Gerardo agreed. He said he would try to find the new alleged victims some form of help in dealing with the assault.

“I’m trying to reach out to get them counseling sessions, to offer the counseling sessions that we have to through the county, to be their voice,” he added. “This has to be traumatic for somebody that was holding this in for 10 years.”

Metztli Lopez Torres, a sobadora, “womb healer,” and midwife in traditional indigenous massage healing, in San Diego County.

Traditional sobada practitioners continue to these types of cases as a black mark against a time-honored tradition. In Metztli Lopez Torres’ case, she can see how there is a certain level is mistrust among a larger populace because many of the traditional sobadoras are unlicensed.

“In the United States, it’s not well known (outside the border and Hispanic communities,” Lopez said on Thursday. “But really, we’re trying to continue a tradition of helping other people. That’s the main reason we do this work, to heal people.”

Lopez has been a birthing sobadora and “womb healer” for about 12 years, passed down through elders in her home state of Veracruz, Mexico.

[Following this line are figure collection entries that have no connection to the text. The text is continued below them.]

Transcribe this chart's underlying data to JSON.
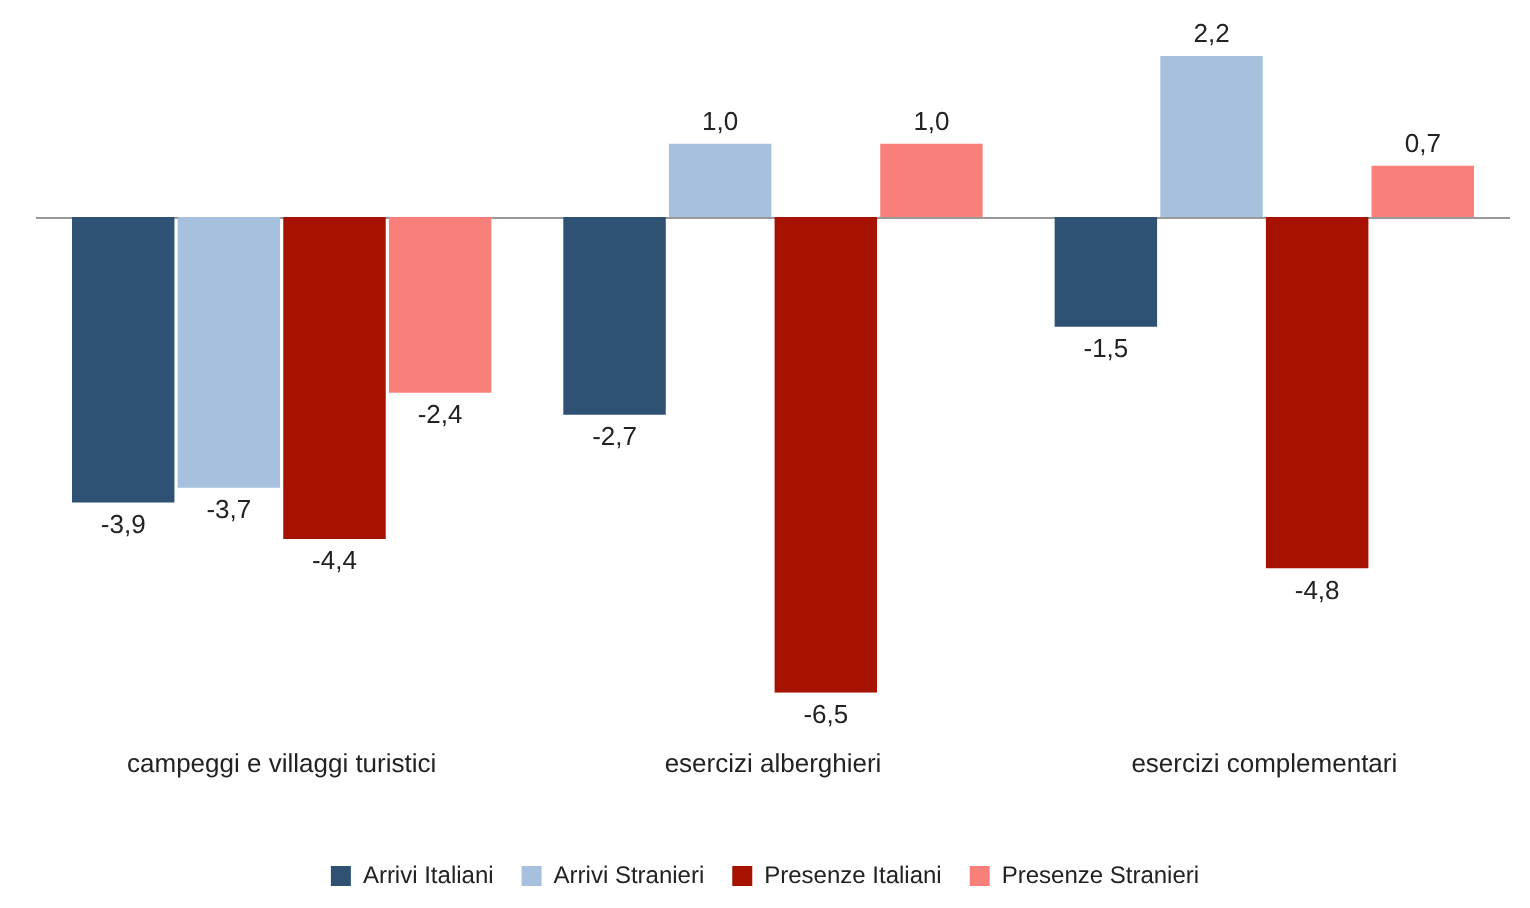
{
  "chart_data": {
    "type": "bar",
    "categories": [
      "campeggi e villaggi turistici",
      "esercizi alberghieri",
      "esercizi complementari"
    ],
    "series": [
      {
        "name": "Arrivi Italiani",
        "color": "#2f5173",
        "values": [
          -3.9,
          -2.7,
          -1.5
        ],
        "value_labels": [
          "-3,9",
          "-2,7",
          "-1,5"
        ]
      },
      {
        "name": "Arrivi Stranieri",
        "color": "#a7c0de",
        "values": [
          -3.7,
          1.0,
          2.2
        ],
        "value_labels": [
          "-3,7",
          "1,0",
          "2,2"
        ]
      },
      {
        "name": "Presenze Italiani",
        "color": "#a51300",
        "values": [
          -4.4,
          -6.5,
          -4.8
        ],
        "value_labels": [
          "-4,4",
          "-6,5",
          "-4,8"
        ]
      },
      {
        "name": "Presenze Stranieri",
        "color": "#f97f7b",
        "values": [
          -2.4,
          1.0,
          0.7
        ],
        "value_labels": [
          "-2,4",
          "1,0",
          "0,7"
        ]
      }
    ],
    "grid": false,
    "legend": "bottom"
  }
}
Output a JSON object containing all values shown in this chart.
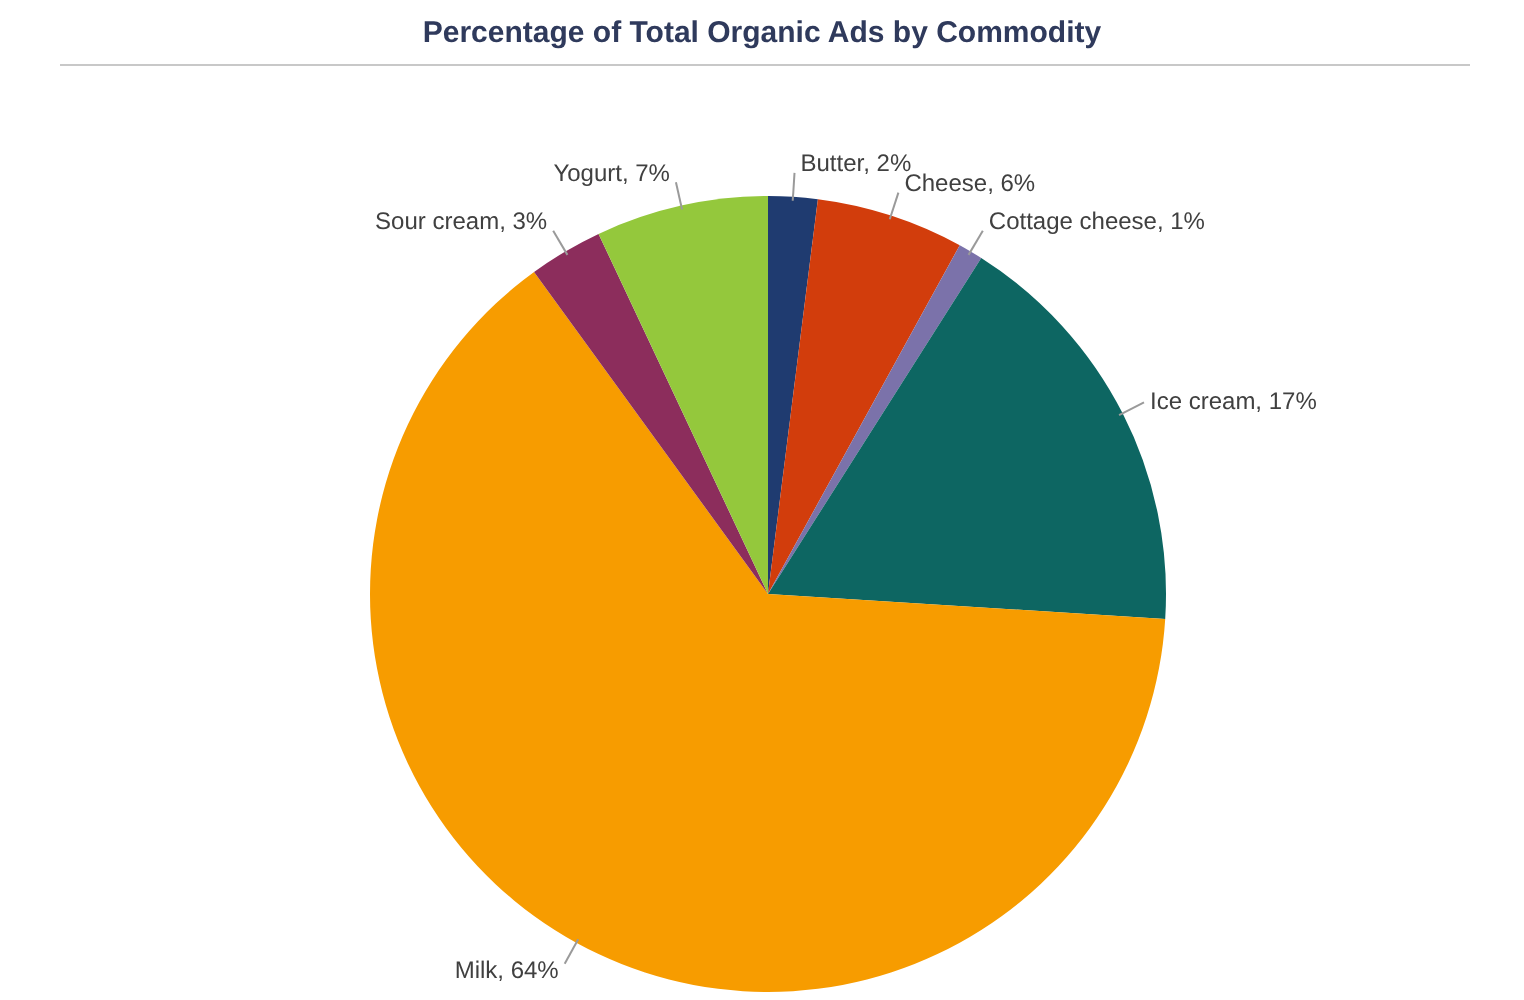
{
  "chart_data": {
    "type": "pie",
    "title": "Percentage of Total Organic Ads by Commodity",
    "categories": [
      "Butter",
      "Cheese",
      "Cottage cheese",
      "Ice cream",
      "Milk",
      "Sour cream",
      "Yogurt"
    ],
    "values": [
      2,
      6,
      1,
      17,
      64,
      3,
      7
    ],
    "colors": [
      "#1f3b70",
      "#d23d0c",
      "#7b72aa",
      "#0d6662",
      "#f79c00",
      "#8c2d5c",
      "#94c83c"
    ],
    "value_labels": [
      "2%",
      "6%",
      "1%",
      "17%",
      "64%",
      "3%",
      "7%"
    ],
    "legend": false
  }
}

She has been practicing in the United States for the past four years, established as Luna Mama Services in the San Diego area.

“What happened is these (alleged) victims’ case is not only bad for us as people but as a practice,” Lopez said. “What we do is respectful. We’re learning from our elders, and a lot of indigenous midwives are healers. We’re struggling, trying to say, this is something safe, this is something that is it’s good for health.”

(This story was last updated at 1 p.m. Thursday, Oct. 7, with additional information about the Police Department’s exchange of information with the DA’s Office.)